Sunday, September 28, 2008

The Journey to Error Proceeds One Step at a Time

This from a post at The Panda's Thumb. The focus is on how good Christians wander into such bad science -- it's talking about the Intelligent Design cul-de-sac -- but it is certainly applicable to other things in this political season:

We slip into self-deception by means of tiny steps, each one of which is so small that we can in a sense ignore it, excuse it, not notice it. We creep up on ourselves gradually, thus enabling the story to evolve so slowly that we can justify ourselves in noticing the development. The techniques used are:

(i) Screening. This means that we select from all the information available to us that which is consistent with the beliefs we would like to have. We fail to hear the discordant notes.

(ii) Weighted evidence. We give greater weight to the evidence which supports what we want to believe about ourselves, and we discount the evidence which points in the other direction. Evidence that supports our self-interest is seen as logical and compelling.

(iii) Confirmation. Our attention is quickly drawn to little bits of evidence which confirm us in our false beliefs. Events which confirm us become significant and are remembered whilst those which might appear to have disconfirmed the event are quickly forgotten or regarded as insignificant.

(iv) Gradualism. We do not take too big a step at once because this would be difficult to deny.
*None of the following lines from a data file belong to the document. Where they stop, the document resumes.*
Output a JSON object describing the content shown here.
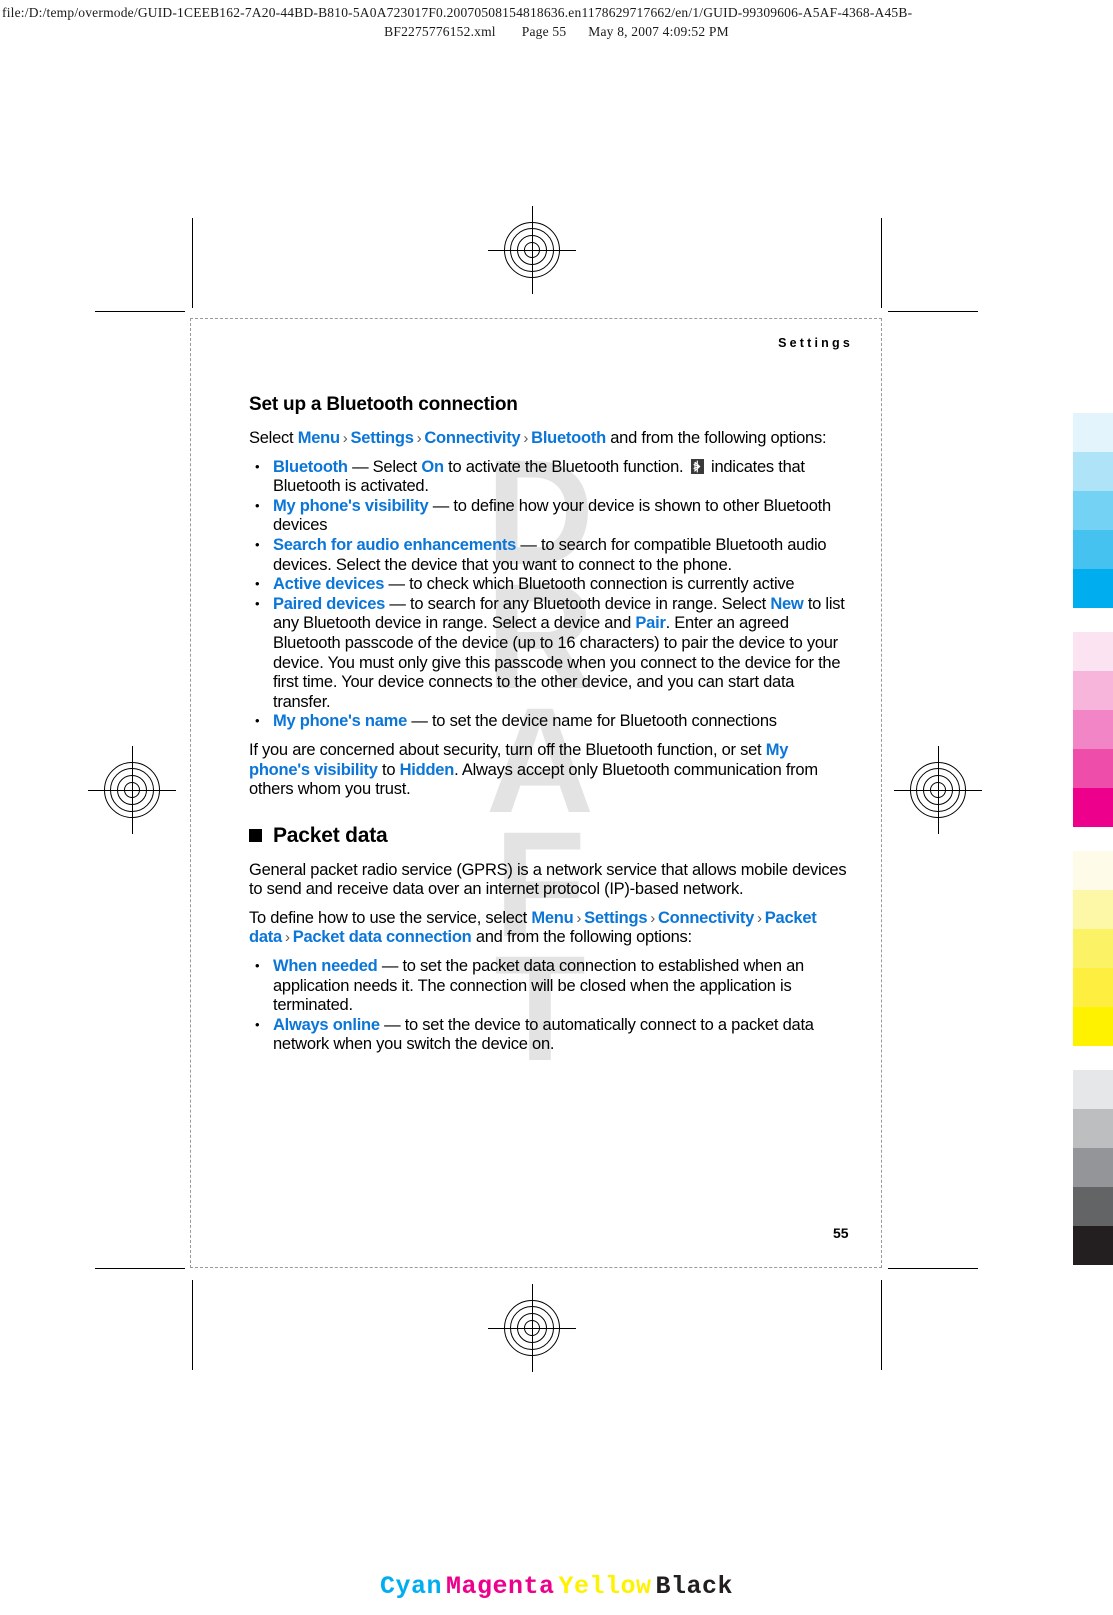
{
  "print_header": {
    "line1": "file:/D:/temp/overmode/GUID-1CEEB162-7A20-44BD-B810-5A0A723017F0.20070508154818636.en1178629717662/en/1/GUID-99309606-A5AF-4368-A45B-",
    "filename": "BF2275776152.xml",
    "page_label": "Page 55",
    "timestamp": "May 8, 2007 4:09:52 PM"
  },
  "watermark": {
    "text": "DRAFT"
  },
  "page": {
    "running_head": "Settings",
    "folio": "55",
    "section_title": "Set up a Bluetooth connection",
    "intro": {
      "prefix": "Select ",
      "path": [
        "Menu",
        "Settings",
        "Connectivity",
        "Bluetooth"
      ],
      "suffix": " and from the following options:"
    },
    "bluetooth_bullets": [
      {
        "term": "Bluetooth",
        "dash": " — ",
        "body_1": "Select ",
        "inline_key": "On",
        "body_2": " to activate the Bluetooth function. ",
        "icon": "bluetooth-icon",
        "body_3": " indicates that Bluetooth is activated."
      },
      {
        "term": "My phone's visibility",
        "dash": " — ",
        "body_1": "to define how your device is shown to other Bluetooth devices"
      },
      {
        "term": "Search for audio enhancements",
        "dash": " — ",
        "body_1": "to search for compatible Bluetooth audio devices. Select the device that you want to connect to the phone."
      },
      {
        "term": "Active devices",
        "dash": " — ",
        "body_1": "to check which Bluetooth connection is currently active"
      },
      {
        "term": "Paired devices",
        "dash": " — ",
        "body_1": "to search for any Bluetooth device in range. Select ",
        "inline_key": "New",
        "body_2": " to list any Bluetooth device in range. Select a device and ",
        "inline_key_2": "Pair",
        "body_3": ". Enter an agreed Bluetooth passcode of the device (up to 16 characters) to pair the device to your device. You must only give this passcode when you connect to the device for the first time. Your device connects to the other device, and you can start data transfer."
      },
      {
        "term": "My phone's name",
        "dash": " — ",
        "body_1": "to set the device name for Bluetooth connections"
      }
    ],
    "security_note": {
      "part_1": "If you are concerned about security, turn off the Bluetooth function, or set ",
      "key_1": "My phone's visibility",
      "part_2": " to ",
      "key_2": "Hidden",
      "part_3": ". Always accept only Bluetooth communication from others whom you trust."
    },
    "packet_data": {
      "title": "Packet data",
      "intro": "General packet radio service (GPRS) is a network service that allows mobile devices to send and receive data over an internet protocol (IP)-based network.",
      "path_intro_prefix": "To define how to use the service, select ",
      "path": [
        "Menu",
        "Settings",
        "Connectivity",
        "Packet data",
        "Packet data connection"
      ],
      "path_suffix": " and from the following options:",
      "bullets": [
        {
          "term": "When needed",
          "dash": " — ",
          "body_1": "to set the packet data connection to established when an application needs it. The connection will be closed when the application is terminated."
        },
        {
          "term": "Always online",
          "dash": " — ",
          "body_1": "to set the device to automatically connect to a packet data network when you switch the device on."
        }
      ]
    }
  },
  "color_bars": {
    "groups": [
      {
        "name": "cyan",
        "swatches": [
          "#e4f4fc",
          "#aee3f8",
          "#74d3f5",
          "#45c2ef",
          "#00aeef"
        ]
      },
      {
        "name": "magenta",
        "swatches": [
          "#fbe3f1",
          "#f8b5dc",
          "#f285c5",
          "#ee4eaa",
          "#ec008c"
        ]
      },
      {
        "name": "yellow",
        "swatches": [
          "#fefce8",
          "#fdf7a8",
          "#fcf266",
          "#fdee40",
          "#fff200"
        ]
      },
      {
        "name": "black",
        "swatches": [
          "#e6e7e8",
          "#bcbec0",
          "#939598",
          "#636466",
          "#231f20"
        ]
      }
    ]
  },
  "cmyk_footer": {
    "items": [
      {
        "label": "Cyan",
        "color": "#00aeef"
      },
      {
        "label": "Magenta",
        "color": "#ec008c"
      },
      {
        "label": "Yellow",
        "color": "#fff200"
      },
      {
        "label": "Black",
        "color": "#231f20"
      }
    ]
  }
}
(v) Refusal to review the evidence. We do not subject our preferred beliefs to periodic review in order to update them, and thus face the possible risk of invalidation.

(vi) Habit. These tricks of thinking and judging become habitual with us so that we gradually lose the very skills of self-critical knowledge. We become habituated in patterns of thought which contribute to and maintain us in our self-deception.